1 RTT to initiate the TCP connection (first two parts)
1 RTT for the HTTP request (and third part of handshake) and the request back

Hence, the total time is 2 RTTs, plus the transmission time for the file. After the file is received, the TCP connection must also be closed.

In addition to this, the OS must allocate resources for each TCP connection; browsers will often use parallel TCP connections to fetch referenced objects.

Persistent HTTP with pipelining is the default behavior in HTTP/1.1; the client sends requests as soon as it encounters a referenced file.

HTTP Messages

The HTTP request consists of the following ASCII-encoded text:

Request line (the tree values are separated by a space):
- Method (GET, POST, PUT, HEAD etc.)
- URL
- Version (HTTP/1.0, HTTP/1.1 etc.)
- \r\n to end the request line
Header lines:
- header_field_name: header_value\r\n (space required after the colon)
- Order of headers not significant, but fields sending control data should be sent field
- \r\n after all header lines to indicate the end of the header section
Entity body
- Used for POST and PUT requests

Some methods:

GET: get object
HEAD: get the headers that would be returned if it was a GET request
POST: filling out a form
PUT (1.1+): upload file in entity body to path specified in URL field
DELETE (1.1+): delete file specified in URL field

Some headers:

User-agent
Connection: close|keep-alive: defaults to keep-alive for HTTP/1.1
Accept-language: comma-separated list of languages and optional quality value for each language
- Language code can be language or language and region (e.g. en, en-gb)
- Weight: estimate of user’s preference for that language. lang-code;q=weight,. Defaults to q=1, can be any fraction between 0 and 1 (larger is better)

The response message follows this format:

Status line (space-separated):
- Version
- Status code (e.g. 200, 400)
- Phrase (text description of status code (e.g. OK))
- \r\n
Header lines:
- header_field_name: header_value\r\n (space required after the colon)
- \r\n after all header lines to indicate the end of the header section
Entity body

Some HTTP status codes:

1xx: request received, continuing process
2xx: request successful
- 200: OK
3xx: redirection
- 301/308: permanent redirect. The latter enforces that the request method (e.g. GET, POST) cannot change
- 302/307: temporary redirect. The latter enforces that the request method (e.g. GET, POST) cannot change
- 304: not modified since If-Modified-Since value
4xx: client error
- 400: bad request
- 404: not found
5xx: server error
- 500: internal server error
- 502: bad gateway (proxy/gateway received invalid response from upstream server)
- 503: service unavailable (e.g. overloaded)
- 505: HTTP version not supported

Cookies: User-Server State

HTTP is stateless, so to identify users cookies are used. There are four components:

Cookie header line in HTTP response message
- Multiple Set-cookie lines can be sent
- The header format is Set-cookie: cookie_name=cookie_value
  - By default, cookies are session cookies which are deleted after the current session ends
  - ; Expires = DoW, dd mmm yyyy, hh:mm:ss ttt; can be appended to make it a permanent cookie
  - ; Secure; ensures it is only sent on HTTPS connections
  - ; HttpOnly ensures it is not accessible through JS
Cookie header line in HTTP request message
- cookie: cookie1_name=cookie1_value; cookie2_name=cookie2_value...
Cookie file kept on the client and managed by the browser
Server’s database storing cookies

Web Caches (Proxy Servers)

Proxy servers sit between the origin server and client. There can be multiple proxy servers, one of which will hopefully be closer to the client than the origin server.

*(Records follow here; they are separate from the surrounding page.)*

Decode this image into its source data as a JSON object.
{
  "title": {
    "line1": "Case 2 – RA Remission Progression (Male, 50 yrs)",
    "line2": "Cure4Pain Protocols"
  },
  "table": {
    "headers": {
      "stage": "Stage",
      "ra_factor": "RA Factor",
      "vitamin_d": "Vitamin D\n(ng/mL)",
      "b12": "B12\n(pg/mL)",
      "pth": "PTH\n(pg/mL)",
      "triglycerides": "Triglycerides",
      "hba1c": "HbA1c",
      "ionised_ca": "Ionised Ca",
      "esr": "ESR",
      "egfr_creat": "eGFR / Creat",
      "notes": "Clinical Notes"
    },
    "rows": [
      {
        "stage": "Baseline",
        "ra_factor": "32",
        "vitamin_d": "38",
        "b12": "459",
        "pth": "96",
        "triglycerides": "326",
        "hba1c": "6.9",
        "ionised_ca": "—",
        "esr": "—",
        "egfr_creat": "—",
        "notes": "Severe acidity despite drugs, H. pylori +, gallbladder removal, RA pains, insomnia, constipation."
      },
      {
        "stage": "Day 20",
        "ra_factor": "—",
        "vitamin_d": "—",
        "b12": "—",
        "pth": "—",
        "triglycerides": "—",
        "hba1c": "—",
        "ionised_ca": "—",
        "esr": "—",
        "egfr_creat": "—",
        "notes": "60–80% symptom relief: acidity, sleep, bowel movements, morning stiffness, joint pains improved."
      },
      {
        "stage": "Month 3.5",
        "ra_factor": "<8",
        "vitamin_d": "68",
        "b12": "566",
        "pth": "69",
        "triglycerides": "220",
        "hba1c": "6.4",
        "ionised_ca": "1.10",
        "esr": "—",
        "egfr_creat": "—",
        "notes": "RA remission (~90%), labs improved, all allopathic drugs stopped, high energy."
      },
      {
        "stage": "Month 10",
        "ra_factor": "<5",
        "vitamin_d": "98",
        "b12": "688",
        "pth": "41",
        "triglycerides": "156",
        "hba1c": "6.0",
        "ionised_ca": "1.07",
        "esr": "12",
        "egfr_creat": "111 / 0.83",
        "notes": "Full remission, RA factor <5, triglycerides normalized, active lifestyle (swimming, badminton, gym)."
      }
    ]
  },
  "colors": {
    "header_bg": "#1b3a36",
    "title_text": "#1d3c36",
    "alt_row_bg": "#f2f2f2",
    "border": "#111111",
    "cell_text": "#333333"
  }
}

The proxy server/cache acts as both a client and server. It helps to:

Reduce response time
Reduce traffic on an institution’s access link
Lower bandwidth costs

If the requested object is in the cache, the browser will use it. Otherwise, it will make a request to the proxy server (and if the proxy does not have the resource, it will in turn make a request to the origin server).

Conditional GET

The server will not send the object if the cache has an up-to-date copy of the object.

Request header: If-modified-since: some_date.

If the object has not been modified since the given date, a 304 Not Modified response will be sent and there will be no body. Otherwise, it will generate a normal 200 OK response.